Against The Odds

During the mid-1960s, I trained as an insurance agent with a large firm. At that time, it was mainly an occupation dominated by men. When I was awarded the role, I was to be the first woman who acted as an agent in that office.

On my first day at work, I was asked to wait outside my boss’s office, while he went through a briefing for the day.

I could hear all the men talking in the next room. My boss informed them that a new agent had arrived. One of the men asked, “What’s the new fellow’s name?”

My boss told the men that the ‘new fellow’ was in fact, a woman.

First, there was silence. Then a lot of muttering. Eventually one of them said, “Not a bloody woman on the insurance team. She’ll be fluttering her eyes and expecting us to do all her work!”

Hearing this from the other room, I felt both embarrassed and annoyed.

After a few more minutes, the boss called out my name and asked me to join the meeting. As I walked into the room, all eyes were on me.

Five men were now all looking at me as I stood there. Four agents and my boss. All sitting around a large round table.

I knew in that moment, they were all summing me up. As I took a seat, I decided to stand my ground with these men.

My boss introduced me by my first name, and then, in turn, introduced the men who each nodded.

He then asked me if I would like to say something, and share a little about myself. I decided in that moment to stand up and address them.

“Gentlemen, I am a married woman with three children. I would like to be called Mrs.H. Just like you, I am here to do a job to earn money for my family. I will do my best to fulfill my position in the way I have been trained. I look forward to working with you. Thank you.”

They all looked at me in silence.

The reason I wanted to work in insurance was because I believe it is a great asset to protect a family in times of need. My parents died very young, leaving behind young children; luckily for us, my father was insured.

I decided that I would do my best to stand shoulder to shoulder with these men. Against the odds, I would make this career a success.

The man who had earlier complained about a woman ‘fluttering her eyes” was an older man named Leo. I took special note to keep a wide berth and give him no reasons to complain about me being on the team.

I was always polite to Leo, and the other salesmen. Whenever I needed information to help me in my role, I would always consult the person who had trained me. I did this because I didn’t want any favors. I didn’t want them to have reasons to say they had to do the work for me.

For the first few months, I left the men in the office alone and focused on my work. After about six months, the men began to slowly accept me as one of the group.

I would use my family’s story as a lead in with my prospects. It meant that many of them became my clients and I was able to sell insurance successfully.

In fact, I was able to reach second place for sales in the state and first place in my division. This was great as the insurance business is very competitive, especially between divisions. It was certainly a great way to show that I could manage the role as well as the men could.


For three years I continued in my role.
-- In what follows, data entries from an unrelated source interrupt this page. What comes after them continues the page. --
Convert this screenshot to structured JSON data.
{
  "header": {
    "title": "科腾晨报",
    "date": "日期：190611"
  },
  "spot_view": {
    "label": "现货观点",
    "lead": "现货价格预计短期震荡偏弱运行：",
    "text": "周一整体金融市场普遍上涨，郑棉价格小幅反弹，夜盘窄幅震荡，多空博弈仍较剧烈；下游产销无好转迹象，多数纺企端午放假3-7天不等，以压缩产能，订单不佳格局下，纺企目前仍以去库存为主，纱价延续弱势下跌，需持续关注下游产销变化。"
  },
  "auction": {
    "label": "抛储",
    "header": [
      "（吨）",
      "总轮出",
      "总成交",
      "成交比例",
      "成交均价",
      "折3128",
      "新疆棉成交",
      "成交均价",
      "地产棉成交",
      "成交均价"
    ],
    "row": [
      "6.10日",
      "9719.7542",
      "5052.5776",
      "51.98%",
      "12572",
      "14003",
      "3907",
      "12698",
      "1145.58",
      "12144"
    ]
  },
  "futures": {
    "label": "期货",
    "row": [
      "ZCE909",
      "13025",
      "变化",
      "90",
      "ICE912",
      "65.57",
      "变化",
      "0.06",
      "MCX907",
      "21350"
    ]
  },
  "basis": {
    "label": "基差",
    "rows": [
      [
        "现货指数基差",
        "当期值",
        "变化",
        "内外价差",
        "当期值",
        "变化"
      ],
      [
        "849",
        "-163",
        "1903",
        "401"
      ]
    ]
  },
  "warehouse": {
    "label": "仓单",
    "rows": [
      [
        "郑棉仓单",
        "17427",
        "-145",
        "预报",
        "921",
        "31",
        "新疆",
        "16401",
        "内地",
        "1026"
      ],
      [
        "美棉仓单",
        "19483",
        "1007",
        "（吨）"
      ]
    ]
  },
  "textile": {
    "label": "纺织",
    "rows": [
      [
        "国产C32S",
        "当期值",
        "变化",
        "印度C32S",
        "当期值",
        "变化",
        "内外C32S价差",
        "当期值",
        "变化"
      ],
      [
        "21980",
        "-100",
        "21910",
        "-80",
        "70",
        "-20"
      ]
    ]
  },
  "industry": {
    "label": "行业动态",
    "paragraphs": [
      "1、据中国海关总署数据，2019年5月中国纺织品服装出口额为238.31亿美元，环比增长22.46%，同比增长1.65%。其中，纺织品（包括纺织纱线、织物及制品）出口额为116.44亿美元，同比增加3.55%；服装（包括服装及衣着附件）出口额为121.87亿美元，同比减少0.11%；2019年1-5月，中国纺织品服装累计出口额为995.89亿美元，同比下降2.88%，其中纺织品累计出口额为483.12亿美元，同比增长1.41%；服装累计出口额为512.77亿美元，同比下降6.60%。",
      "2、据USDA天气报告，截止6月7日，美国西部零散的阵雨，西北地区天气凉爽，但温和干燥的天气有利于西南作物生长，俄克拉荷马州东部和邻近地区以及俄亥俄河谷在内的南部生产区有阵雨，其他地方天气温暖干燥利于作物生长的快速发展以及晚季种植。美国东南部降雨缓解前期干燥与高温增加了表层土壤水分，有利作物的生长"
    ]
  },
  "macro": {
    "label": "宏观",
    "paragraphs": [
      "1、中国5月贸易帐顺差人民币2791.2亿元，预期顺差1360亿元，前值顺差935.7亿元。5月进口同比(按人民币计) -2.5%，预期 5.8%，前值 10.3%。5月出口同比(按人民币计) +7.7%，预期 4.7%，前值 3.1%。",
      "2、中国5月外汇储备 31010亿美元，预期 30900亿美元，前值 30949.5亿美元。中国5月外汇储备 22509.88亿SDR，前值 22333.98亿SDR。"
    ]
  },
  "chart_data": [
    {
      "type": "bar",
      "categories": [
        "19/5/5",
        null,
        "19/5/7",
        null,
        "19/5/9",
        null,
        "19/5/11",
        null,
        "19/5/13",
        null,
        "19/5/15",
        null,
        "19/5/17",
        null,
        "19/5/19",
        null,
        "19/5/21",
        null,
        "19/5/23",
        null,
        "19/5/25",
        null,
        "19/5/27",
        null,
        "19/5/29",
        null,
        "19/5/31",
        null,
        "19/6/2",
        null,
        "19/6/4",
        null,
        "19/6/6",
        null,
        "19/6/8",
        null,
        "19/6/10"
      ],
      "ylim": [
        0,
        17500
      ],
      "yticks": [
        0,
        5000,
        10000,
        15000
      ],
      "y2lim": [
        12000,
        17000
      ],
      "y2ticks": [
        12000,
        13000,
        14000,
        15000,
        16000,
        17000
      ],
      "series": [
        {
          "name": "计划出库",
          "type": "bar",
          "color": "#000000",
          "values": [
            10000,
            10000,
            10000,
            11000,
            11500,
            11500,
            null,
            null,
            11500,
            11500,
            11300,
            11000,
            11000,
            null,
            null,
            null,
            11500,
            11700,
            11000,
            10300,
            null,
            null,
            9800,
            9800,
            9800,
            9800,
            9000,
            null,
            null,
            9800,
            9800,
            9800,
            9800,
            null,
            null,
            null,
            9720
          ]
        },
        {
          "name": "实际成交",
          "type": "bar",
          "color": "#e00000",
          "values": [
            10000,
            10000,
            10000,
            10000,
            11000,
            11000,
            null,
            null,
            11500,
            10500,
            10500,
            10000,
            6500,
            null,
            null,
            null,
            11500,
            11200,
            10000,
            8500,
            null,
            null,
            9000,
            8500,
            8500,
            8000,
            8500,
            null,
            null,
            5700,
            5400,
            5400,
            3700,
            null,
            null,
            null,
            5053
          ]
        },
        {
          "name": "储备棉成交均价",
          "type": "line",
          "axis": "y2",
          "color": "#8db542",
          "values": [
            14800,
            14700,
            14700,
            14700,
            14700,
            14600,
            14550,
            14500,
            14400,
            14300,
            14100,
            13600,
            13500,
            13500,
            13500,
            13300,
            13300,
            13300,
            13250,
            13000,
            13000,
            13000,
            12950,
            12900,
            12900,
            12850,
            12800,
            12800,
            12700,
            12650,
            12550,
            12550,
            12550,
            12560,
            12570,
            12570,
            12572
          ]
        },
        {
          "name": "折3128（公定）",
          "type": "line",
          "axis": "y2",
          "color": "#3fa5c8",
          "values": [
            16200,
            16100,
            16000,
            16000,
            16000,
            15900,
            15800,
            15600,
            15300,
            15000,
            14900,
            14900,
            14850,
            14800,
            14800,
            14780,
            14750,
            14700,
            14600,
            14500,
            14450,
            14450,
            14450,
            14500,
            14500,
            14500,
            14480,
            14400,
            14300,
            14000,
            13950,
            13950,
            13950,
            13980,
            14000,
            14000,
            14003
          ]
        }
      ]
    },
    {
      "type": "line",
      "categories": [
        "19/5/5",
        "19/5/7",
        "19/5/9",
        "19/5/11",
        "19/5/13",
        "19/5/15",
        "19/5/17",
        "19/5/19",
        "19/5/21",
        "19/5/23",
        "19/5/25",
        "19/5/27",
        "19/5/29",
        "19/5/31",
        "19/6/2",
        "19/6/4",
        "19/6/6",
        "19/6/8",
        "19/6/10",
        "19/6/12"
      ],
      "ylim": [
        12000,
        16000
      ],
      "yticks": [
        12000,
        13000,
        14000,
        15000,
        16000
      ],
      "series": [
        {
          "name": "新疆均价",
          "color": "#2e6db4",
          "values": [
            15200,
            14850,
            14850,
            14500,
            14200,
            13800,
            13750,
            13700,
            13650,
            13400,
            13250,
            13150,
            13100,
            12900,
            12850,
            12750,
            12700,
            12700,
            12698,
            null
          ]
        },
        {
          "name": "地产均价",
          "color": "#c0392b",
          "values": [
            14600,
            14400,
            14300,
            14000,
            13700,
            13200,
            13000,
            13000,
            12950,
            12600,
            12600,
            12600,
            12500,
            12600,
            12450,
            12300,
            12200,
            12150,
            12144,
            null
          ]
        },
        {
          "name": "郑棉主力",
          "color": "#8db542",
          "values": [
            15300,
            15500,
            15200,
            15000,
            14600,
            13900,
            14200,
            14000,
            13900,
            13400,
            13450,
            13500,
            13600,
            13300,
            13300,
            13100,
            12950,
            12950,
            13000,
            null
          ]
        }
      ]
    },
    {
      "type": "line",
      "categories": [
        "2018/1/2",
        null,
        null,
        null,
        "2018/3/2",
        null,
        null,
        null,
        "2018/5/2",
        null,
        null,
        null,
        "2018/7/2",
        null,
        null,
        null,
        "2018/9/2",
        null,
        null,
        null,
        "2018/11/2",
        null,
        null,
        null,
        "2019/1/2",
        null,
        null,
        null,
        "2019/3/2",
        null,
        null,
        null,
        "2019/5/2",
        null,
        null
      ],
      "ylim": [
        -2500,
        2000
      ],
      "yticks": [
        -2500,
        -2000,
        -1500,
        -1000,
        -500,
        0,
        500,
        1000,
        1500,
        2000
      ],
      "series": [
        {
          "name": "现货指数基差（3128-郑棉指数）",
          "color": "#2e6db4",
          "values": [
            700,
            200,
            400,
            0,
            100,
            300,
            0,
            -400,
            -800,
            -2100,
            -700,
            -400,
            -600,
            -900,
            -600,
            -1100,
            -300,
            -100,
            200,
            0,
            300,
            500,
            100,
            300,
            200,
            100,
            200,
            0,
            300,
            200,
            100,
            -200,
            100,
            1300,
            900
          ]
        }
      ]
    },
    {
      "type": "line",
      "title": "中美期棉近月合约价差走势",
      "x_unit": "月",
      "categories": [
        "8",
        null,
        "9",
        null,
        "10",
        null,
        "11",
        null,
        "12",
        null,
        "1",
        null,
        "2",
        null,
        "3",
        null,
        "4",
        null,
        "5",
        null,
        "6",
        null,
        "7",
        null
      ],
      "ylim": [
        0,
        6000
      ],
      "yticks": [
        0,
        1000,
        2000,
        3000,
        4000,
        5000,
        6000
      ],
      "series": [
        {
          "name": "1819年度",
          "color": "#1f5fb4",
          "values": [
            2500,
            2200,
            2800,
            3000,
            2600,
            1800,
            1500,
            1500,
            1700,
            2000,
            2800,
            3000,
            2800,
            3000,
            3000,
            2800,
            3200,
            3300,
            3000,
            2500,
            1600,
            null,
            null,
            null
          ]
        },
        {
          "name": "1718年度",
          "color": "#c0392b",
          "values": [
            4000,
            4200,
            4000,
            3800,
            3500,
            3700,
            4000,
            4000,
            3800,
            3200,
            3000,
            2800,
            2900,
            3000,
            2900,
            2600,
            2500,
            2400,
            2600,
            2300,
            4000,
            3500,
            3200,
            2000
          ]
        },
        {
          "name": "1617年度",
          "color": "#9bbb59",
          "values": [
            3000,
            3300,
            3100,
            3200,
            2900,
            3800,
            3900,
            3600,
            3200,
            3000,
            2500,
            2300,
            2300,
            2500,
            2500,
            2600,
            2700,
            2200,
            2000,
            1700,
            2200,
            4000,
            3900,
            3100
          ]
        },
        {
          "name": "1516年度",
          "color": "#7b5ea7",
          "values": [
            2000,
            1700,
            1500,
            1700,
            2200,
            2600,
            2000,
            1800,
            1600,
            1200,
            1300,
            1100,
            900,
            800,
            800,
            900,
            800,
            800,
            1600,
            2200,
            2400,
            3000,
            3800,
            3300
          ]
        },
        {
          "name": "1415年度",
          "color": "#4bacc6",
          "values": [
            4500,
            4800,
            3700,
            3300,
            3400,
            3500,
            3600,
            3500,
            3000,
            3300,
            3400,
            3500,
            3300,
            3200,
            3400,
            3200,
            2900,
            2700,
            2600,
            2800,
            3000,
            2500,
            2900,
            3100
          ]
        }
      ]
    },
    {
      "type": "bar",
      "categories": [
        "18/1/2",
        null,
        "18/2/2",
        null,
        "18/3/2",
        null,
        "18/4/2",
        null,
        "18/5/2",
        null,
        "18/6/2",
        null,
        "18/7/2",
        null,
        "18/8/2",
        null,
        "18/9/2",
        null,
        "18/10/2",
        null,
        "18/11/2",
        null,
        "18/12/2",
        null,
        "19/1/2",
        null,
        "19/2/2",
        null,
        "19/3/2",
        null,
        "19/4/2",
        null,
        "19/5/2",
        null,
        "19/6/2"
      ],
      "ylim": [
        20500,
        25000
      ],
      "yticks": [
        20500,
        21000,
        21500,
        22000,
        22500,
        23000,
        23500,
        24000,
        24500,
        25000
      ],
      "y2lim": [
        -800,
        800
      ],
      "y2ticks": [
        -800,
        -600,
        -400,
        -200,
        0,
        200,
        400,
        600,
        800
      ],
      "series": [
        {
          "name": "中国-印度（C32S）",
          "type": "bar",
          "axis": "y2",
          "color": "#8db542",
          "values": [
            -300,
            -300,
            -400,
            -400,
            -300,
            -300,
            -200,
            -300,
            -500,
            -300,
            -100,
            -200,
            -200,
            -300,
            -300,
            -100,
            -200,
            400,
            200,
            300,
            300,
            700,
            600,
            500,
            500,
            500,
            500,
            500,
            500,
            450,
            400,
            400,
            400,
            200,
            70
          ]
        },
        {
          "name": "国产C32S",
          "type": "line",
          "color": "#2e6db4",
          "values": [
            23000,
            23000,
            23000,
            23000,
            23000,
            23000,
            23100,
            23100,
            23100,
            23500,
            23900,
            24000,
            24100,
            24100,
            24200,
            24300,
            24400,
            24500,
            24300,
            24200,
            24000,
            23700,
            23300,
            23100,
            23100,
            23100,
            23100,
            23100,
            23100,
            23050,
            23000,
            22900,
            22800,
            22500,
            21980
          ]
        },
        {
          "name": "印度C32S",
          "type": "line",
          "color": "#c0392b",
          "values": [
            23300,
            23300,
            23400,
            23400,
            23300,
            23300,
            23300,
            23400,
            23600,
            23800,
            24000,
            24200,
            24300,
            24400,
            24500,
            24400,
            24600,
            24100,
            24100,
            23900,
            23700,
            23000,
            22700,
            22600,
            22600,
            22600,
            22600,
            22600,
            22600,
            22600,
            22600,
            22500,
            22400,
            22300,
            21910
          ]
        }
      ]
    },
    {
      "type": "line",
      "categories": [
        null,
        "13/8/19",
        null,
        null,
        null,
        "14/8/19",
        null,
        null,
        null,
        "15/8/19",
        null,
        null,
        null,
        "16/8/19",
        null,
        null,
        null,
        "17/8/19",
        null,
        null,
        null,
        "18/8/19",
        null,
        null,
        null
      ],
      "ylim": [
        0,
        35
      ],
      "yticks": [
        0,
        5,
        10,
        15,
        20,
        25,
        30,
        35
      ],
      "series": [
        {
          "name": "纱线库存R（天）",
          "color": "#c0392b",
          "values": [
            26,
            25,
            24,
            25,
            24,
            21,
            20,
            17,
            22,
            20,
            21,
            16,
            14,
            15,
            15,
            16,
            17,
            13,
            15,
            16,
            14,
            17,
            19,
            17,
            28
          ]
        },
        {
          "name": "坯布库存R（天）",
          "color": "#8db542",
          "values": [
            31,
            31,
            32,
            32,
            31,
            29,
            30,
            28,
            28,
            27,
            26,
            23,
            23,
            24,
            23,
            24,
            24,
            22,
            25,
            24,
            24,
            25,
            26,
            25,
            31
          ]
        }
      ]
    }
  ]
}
Eventually, due to family commitments, I decided to leave.

During my last week at the company, my boss called a special meeting.

I was told that even though it was my last week, I had to attend. The meeting would be held on Friday morning at eleven o’clock in the local Workers Club. I felt it was a little pointless, but as I was still an employee, I went along.

After all the business was concluded, we were all invited by the company to have a  three-course lunch and a glass of wine.

During the lunch, my boss stood up at the head of the table. He gave a toast wishing me all the best for the future. I was given a farewell gift from the company. Then to my surprise, each of the five men, in turn, stood up and thanked me. We had worked side by side for over three years together, and they each said how much they’d enjoyed working with me.

The last to speak was Leo. “I would like to raise my glass to Mrs. H. If I may, I will now call you Nancy. When I was told that a woman agent was joining our group, I was not pleased. You have been a great agent that held your own and a lovely lady at all times. During the past three years, you have changed my mind about working with women. I would like you to accept these flowers and chocolates from me.”

I smiled and told Leo that yes, he could call me Nancy.

I told them all it was a pleasure to be part of the division. I thanked them all for everything and wished them well in their future with the company.

That was over 50 years ago, and the lessons I learned still stay with me today.

When the odds are stacked against you, when you don’t fit the mold, you always have options;

  • You can give in and let others dictate what you can or can’t do
  • You can stand up and be counted

I believe that we can overcome any obstacle as long as we are willing to take responsibility. To do things correctly and be mindful of the feelings of others.

If you seek respect – and just not the attention – it lasts longer.

Respect can only be earned. Honesty is always appreciated, then trust is gained, and loyalty is returned.

– Nancy

6 thoughts on “Against The Odds

  1. Nancy, thank you for paving the way for women like me, who stand on your strong shoulders because of your resilience, confidence, intelligence, and wit. I will continue to pull other women up so they can stand on our shoulders as well.